Ruebner, Matthias; Strissel, Pamela L.; Ekici, Arif B.; Stiegler, Elisabeth; Dammer, Ulf; Goecke, Tamme W.; Faschingbauer, Florian; Fahlbusch, Fabian B.; Beckmann, Matthias W.; Strick, Reiner
February 2013
PLoS ONE;Feb2013, Vol. 8 Issue 2, p1
Academic Journal
Terminal differentiation of villous cytotrophoblasts (CT) ends in formation of the multinucleated syncytiotrophoblast representing the fetal-maternal interface. Aberrations during this cell-fusion process are associated with Intrauterine Growth Restriction (IUGR), Preeclampsia (PE) and High Elevated Liver and Low Platelets (HELLP) Syndrome. Syncytin-1, the envelope gene of the human Endogenous Retrovirus ERVW-1, is one of the most important genes involved in cell-fusion and showed decreased gene expression during these pathological pregnancies.

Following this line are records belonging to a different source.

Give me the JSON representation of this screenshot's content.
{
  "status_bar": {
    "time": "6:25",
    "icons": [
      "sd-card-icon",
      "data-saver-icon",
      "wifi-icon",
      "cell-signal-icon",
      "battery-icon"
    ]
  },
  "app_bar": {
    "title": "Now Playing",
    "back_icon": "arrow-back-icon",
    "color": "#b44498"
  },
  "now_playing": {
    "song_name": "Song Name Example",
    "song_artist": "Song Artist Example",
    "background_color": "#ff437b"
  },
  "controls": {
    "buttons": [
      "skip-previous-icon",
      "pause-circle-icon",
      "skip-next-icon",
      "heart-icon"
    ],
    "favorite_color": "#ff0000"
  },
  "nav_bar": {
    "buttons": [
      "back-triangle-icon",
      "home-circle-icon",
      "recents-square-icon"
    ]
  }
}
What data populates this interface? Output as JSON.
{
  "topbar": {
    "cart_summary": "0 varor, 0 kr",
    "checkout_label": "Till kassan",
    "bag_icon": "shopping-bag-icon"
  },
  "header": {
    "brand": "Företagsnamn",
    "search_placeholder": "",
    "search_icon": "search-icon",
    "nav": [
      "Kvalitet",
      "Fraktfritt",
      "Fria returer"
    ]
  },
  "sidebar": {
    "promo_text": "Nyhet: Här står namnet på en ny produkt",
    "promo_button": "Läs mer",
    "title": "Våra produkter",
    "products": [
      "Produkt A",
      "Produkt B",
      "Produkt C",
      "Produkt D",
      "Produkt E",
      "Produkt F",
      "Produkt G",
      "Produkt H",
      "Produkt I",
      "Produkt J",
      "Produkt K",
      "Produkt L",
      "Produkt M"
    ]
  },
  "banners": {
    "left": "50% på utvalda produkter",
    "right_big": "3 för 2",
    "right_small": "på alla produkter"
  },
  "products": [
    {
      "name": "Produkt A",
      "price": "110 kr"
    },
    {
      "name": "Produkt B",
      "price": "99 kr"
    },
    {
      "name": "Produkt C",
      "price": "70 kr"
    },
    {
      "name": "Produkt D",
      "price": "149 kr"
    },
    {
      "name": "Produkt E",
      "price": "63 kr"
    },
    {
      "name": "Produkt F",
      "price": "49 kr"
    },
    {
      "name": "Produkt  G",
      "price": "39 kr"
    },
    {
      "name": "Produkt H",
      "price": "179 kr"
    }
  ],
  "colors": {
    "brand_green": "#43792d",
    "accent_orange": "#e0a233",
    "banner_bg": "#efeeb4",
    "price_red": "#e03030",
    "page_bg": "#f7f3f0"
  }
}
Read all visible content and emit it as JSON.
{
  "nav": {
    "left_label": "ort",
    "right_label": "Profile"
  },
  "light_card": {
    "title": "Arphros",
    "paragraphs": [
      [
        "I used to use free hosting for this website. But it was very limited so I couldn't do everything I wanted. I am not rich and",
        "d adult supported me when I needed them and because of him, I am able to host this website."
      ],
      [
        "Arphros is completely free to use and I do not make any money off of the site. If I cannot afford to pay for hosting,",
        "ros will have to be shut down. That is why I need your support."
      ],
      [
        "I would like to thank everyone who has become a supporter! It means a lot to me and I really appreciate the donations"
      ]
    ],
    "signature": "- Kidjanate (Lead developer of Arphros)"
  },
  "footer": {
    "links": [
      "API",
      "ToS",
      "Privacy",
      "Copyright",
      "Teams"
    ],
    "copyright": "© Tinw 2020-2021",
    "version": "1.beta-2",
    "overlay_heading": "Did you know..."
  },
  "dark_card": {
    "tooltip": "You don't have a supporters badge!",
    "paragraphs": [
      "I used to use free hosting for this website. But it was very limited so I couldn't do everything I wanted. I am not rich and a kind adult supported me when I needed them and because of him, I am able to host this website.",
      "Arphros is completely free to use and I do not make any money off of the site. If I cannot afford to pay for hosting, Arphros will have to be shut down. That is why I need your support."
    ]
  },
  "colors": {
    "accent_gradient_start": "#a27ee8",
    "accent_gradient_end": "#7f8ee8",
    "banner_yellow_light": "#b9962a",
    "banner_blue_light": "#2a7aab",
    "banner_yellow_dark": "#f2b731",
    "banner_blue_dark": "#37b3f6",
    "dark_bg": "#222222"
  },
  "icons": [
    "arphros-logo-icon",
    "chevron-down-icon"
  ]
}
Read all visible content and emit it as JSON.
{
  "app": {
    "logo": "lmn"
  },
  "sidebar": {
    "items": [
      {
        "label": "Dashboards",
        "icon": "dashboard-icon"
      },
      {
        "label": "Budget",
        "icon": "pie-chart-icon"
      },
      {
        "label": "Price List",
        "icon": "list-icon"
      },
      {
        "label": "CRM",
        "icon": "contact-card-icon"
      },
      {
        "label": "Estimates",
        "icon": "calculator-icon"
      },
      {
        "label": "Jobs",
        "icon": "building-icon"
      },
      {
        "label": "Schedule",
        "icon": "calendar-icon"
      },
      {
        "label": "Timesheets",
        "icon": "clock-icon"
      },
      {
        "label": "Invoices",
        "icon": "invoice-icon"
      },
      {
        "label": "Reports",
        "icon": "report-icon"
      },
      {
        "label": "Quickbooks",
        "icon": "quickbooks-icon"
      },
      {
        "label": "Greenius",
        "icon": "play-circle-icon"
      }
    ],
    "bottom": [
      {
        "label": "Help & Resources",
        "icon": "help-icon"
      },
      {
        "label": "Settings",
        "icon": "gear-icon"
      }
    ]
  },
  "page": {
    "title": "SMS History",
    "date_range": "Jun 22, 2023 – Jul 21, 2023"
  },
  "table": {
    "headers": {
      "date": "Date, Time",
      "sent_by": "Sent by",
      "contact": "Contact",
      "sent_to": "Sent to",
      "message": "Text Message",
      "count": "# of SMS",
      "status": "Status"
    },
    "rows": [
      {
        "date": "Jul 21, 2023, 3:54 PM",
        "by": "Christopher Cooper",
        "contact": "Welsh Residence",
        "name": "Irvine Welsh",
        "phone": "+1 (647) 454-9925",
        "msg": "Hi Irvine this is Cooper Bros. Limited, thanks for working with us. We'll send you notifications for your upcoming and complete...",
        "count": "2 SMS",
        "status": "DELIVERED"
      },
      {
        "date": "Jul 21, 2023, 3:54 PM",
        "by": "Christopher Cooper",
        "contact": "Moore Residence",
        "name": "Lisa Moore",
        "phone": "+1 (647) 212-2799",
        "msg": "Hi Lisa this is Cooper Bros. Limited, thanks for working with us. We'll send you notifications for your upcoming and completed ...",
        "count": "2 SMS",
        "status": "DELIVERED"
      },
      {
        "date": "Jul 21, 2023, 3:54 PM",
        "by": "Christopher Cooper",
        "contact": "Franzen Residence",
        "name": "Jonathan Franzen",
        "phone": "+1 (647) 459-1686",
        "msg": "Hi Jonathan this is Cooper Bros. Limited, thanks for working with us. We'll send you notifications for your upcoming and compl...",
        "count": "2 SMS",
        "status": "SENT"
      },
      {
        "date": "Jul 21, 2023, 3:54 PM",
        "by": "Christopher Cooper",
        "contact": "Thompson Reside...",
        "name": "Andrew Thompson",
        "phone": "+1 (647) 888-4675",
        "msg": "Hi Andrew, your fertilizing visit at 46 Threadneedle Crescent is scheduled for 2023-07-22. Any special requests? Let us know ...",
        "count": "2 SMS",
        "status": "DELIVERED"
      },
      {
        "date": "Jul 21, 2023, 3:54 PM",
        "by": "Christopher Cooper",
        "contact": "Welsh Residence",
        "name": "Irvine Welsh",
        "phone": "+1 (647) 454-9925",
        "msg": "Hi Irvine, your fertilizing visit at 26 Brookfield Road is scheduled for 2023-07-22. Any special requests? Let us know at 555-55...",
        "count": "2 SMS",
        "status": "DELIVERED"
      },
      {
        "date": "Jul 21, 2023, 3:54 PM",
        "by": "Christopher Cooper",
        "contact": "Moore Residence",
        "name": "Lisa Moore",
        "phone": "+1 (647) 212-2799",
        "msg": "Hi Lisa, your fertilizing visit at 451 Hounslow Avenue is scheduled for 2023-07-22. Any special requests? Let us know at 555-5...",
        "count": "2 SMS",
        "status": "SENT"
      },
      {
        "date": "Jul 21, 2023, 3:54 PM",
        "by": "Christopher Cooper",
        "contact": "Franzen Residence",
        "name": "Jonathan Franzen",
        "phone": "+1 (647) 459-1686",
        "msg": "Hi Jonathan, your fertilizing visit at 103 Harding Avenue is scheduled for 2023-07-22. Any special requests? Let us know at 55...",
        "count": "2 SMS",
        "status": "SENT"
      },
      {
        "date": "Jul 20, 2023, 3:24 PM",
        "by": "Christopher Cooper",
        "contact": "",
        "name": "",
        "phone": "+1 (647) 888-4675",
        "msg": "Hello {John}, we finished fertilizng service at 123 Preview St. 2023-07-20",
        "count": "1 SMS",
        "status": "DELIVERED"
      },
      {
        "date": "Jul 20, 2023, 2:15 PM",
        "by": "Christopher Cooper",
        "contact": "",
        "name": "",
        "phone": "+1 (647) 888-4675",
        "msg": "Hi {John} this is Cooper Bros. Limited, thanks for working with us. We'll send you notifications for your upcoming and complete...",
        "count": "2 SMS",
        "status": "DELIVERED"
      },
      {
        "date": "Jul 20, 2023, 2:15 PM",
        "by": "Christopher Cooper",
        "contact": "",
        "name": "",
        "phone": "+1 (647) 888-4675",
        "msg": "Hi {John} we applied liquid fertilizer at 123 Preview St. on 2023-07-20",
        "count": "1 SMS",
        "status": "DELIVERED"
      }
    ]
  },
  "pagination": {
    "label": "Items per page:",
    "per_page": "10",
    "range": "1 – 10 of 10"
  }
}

The aim of this study was to determine the methylation pattern of the entire promoter of ERVW-1 and to correlate these findings with the expression profile of Syncytin-1 in the placental syndromes. 14 isolated villous cytotrophoblasts from control (n = 3), IUGR (n = 3), PE (n = 3), PE/IUGR (n = 3) and HELLP/IUGR (n = 2) placentae were used to determine the mean methylation level (ML) for the ERVW-1 promoter region. ML rose significantly from 29% in control CTs to 49% in IUGR, 53% in PE, 47% in PE/IUGR and 64% in HELLP/IUGR indicating an epigenetic down-regulation of Syncytin-1 by promoter hypermethylation. DNA demethylation of the trophoblast like cell lines BeWo, JEG-3 and JAR with 5-AZA-2′desoxycytidine (AZA) showed an increased Syncytin-1 expression and fusion ability in all cell lines. Promoter activity of the 5′LTR could be inhibited by hypermethylation 42-fold using a luciferase based reporter-gene assay. Finally overexpression of the methyltransferases DNMT3a and LSH could be responsible for a decreased Syncytin-1 expression by promoter hypermethylation of ERVW-1. Our study linked decreased Syncytin-1 expression to an epigenetic hypermethylation of the entire promoter of ERVW-1. Based on our findings we are predicting a broad aberrant epigenetic DNA-methylation pattern in pathological placentae affecting placentogenesis, but also the development of the fetus and the mother during pregnancy.